I am new to this and recently got one of those as well... I just made sure that the floor was leveled, drilled, drop the anchor, and bolted away... There was really not much more to it...


----------



## 6mmBR (Aug 28, 2015)

That will most likely be my next purchase. I have to straighten up my garage to make room for it first. I've been researching different mills, and I keep coming back to the 704 for some reason.


----------



## wachuko (Aug 28, 2015)

6mmBR said:


> That will most likely be my next purchase. I have to straighten up my garage to make room for it first. I've been researching different mills, and I keep coming back to the 704 for some reason.

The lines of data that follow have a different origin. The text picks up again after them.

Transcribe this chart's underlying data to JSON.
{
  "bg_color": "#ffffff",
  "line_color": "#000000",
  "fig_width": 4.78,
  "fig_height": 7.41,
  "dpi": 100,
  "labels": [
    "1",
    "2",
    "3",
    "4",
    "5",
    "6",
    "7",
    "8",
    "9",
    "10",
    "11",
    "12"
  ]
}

You should also consider the PM-25MV ... I am new to all this and went with the G0704.  But if I had done my research better, I would had gone with the PM-25MV.  If only for the belt drive and motor that it has... the rest of the machine is pretty much the same as the G0704.  Researching, I can't do the belt modification and motor for the 300.00 price difference...  just a thought.

In my case, does not matter now...


----------



## rasmillion (Aug 29, 2015)

I have a similar mill, a bf-20 clone made by king industrial. I currently don't have it bolted to the concrete floor in my shop. This can cause a lot of vibration and has caused the set screw that holds the digital readout on the quill to vibrate right out. I recommend to bolt it down ASAP


Sent from my iPhone using Tapatalk


----------